How to use the database?
The database contains all the manuscripts of programmes broadcast by the SWS during the Second World War. There are two methods for finding the documents you are looking for.
The upper part of the screen has a blue bar for searching by keyword. This search function can be extended or limited to a particular time period using the “Period” function.
It is also possible to look at all the documents available for a particular time span. In this case, simply use the grey chronological bar.
For both methods, it is possible to limit the number of documents found by using the “Programme” and “Language” filters.
Any requests for commercial use (reproduction) of original material should be addressed to the swissinfo archive service.

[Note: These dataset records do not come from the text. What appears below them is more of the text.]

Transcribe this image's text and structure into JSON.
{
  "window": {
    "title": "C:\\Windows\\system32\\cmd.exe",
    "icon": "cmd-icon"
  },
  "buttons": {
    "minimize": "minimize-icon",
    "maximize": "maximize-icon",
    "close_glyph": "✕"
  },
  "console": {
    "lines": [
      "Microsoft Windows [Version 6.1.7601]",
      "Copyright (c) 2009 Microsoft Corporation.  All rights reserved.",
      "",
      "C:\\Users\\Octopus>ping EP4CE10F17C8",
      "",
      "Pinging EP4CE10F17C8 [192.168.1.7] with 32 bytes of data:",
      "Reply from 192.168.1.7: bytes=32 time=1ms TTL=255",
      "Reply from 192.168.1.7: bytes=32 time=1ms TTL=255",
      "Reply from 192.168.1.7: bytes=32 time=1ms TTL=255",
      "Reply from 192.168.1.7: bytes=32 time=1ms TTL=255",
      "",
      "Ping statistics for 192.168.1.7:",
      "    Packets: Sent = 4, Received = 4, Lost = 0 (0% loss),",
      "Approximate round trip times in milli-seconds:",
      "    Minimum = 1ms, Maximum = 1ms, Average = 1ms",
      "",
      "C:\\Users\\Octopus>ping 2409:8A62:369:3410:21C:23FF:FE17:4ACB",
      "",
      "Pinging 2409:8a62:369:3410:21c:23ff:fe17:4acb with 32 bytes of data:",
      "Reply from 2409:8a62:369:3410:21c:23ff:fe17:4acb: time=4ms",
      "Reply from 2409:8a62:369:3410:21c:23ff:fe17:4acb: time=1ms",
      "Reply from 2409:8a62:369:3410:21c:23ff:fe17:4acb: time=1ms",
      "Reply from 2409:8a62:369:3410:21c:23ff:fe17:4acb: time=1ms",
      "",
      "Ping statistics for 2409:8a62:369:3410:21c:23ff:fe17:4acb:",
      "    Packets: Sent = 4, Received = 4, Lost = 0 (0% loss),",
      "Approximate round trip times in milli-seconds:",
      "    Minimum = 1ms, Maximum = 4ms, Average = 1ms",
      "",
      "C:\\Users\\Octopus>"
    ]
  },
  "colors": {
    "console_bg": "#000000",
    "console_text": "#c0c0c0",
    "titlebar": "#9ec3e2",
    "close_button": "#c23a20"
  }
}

The Swiss Broadcasting Corporation (SBC) started broadcasting special programmes destined for an international audience in 1935 through its Short Wave Service (SWS).

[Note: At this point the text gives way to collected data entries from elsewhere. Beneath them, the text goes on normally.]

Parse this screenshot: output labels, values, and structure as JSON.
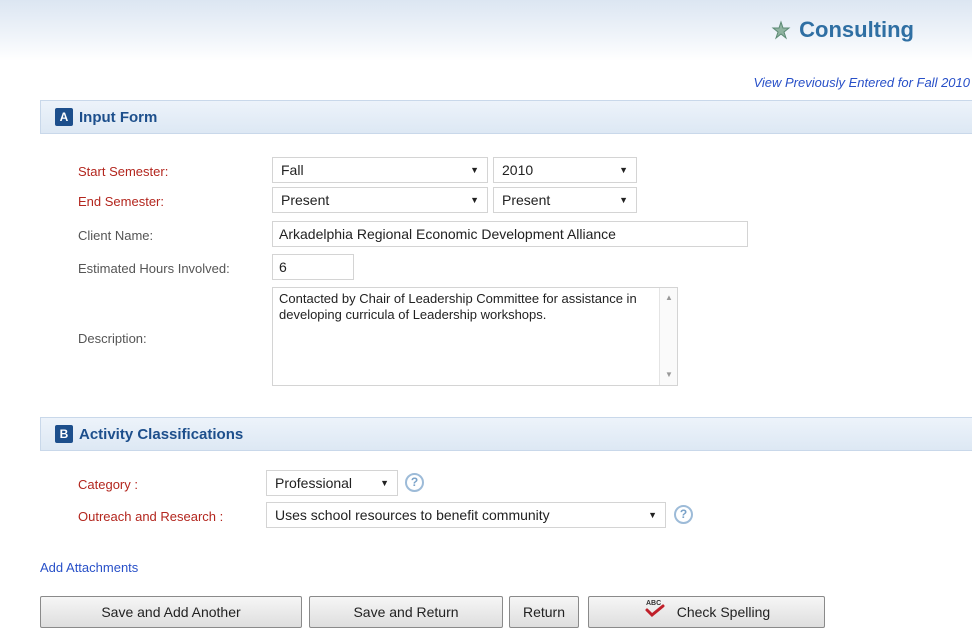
{
  "header": {
    "title": "Consulting",
    "view_link": "View Previously Entered for Fall 2010"
  },
  "section_a": {
    "badge": "A",
    "title": "Input Form"
  },
  "form": {
    "start_semester": {
      "label": "Start Semester:",
      "term": "Fall",
      "year": "2010"
    },
    "end_semester": {
      "label": "End Semester:",
      "term": "Present",
      "year": "Present"
    },
    "client_name": {
      "label": "Client Name:",
      "value": "Arkadelphia Regional Economic Development Alliance"
    },
    "hours": {
      "label": "Estimated Hours Involved:",
      "value": "6"
    },
    "description": {
      "label": "Description:",
      "value": "Contacted by Chair of Leadership Committee for assistance in developing curricula of Leadership workshops."
    }
  },
  "section_b": {
    "badge": "B",
    "title": "Activity Classifications"
  },
  "classification": {
    "category": {
      "label": "Category :",
      "value": "Professional"
    },
    "outreach": {
      "label": "Outreach and Research :",
      "value": "Uses school resources to benefit community"
    }
  },
  "add_attachments": "Add Attachments",
  "buttons": {
    "save_add": "Save and Add Another",
    "save_return": "Save and Return",
    "return": "Return",
    "check_spelling": "Check Spelling"
  },
  "icons": {
    "logo": "consulting-logo-icon",
    "help": "help-question-icon",
    "spellcheck": "spellcheck-icon",
    "dropdown": "chevron-down-icon"
  },
  "colors": {
    "accent": "#1d4f8c",
    "title": "#2f6fa3",
    "required_label": "#b3261e",
    "link": "#2850c8"
  }
}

Renamed Swiss Radio International (SRI) in 1978, the golden age of the service came during the Cold War. With programmes in eight languages, the service reached an estimated five to ten million listeners.
The decline of short wave began at the end of the 1980s. Political changes, such as the end of the Cold War, and technological advancements including satellite transmissions and the emergence of the internet, called into question the need to continue short wave broadcasts.

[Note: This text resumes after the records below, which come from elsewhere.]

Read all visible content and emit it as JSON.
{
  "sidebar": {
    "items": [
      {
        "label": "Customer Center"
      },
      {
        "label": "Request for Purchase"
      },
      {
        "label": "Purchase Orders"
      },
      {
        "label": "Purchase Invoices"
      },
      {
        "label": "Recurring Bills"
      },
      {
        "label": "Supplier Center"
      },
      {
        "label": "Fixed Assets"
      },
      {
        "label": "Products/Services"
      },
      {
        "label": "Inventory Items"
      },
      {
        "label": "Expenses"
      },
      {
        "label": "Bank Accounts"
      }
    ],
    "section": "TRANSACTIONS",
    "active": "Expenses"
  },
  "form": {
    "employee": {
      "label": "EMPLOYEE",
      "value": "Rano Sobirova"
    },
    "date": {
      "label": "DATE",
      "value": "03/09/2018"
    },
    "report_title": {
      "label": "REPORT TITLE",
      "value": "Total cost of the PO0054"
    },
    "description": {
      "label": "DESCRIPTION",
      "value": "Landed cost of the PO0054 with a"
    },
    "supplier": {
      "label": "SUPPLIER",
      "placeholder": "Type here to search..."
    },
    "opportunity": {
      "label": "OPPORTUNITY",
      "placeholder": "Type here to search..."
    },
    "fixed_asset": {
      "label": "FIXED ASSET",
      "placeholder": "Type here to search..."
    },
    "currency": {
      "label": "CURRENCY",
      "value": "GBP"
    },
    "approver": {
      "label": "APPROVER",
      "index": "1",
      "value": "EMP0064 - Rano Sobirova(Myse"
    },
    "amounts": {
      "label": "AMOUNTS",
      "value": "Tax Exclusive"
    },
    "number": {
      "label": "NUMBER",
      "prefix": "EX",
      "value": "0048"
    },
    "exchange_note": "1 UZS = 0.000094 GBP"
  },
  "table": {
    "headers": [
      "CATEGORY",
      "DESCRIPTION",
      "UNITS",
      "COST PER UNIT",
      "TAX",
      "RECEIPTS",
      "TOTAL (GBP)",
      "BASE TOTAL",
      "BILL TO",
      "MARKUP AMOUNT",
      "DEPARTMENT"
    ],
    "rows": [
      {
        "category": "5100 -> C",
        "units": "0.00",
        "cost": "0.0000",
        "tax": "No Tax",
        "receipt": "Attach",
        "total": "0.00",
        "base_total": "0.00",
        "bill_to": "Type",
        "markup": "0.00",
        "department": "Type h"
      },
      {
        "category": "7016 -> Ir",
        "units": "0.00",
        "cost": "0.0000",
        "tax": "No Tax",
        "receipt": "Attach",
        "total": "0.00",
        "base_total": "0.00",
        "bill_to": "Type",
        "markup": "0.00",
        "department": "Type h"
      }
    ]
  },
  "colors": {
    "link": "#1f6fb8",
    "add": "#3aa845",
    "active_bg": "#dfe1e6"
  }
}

SRI broadcast its last radio programmes in 2004. From that point, the mandate to provide news about Switzerland to a foreign audience was the sole responsibility of its online service, swissinfo.ch.
Switzerland’s global voice turns 75
During the Second World War, the SWS broadcast information bulletins it called “Topic of the Day”. These bulletins principally discussed Swiss and international news events in a factual manner, avoiding commentary.
The journalists of the SWS also broadcast “Political updates” several times a week, which included a Swiss analysis of political, social and economic events both at home and abroad.
It is worth noting that the “Topics of the Day” produced by the SWS were the first news bulletins produced by dedicated radio journalists in Switzerland. At the time, news bulletins were written and read by journalists from the Swiss News Agency, an organisation controlled by the press.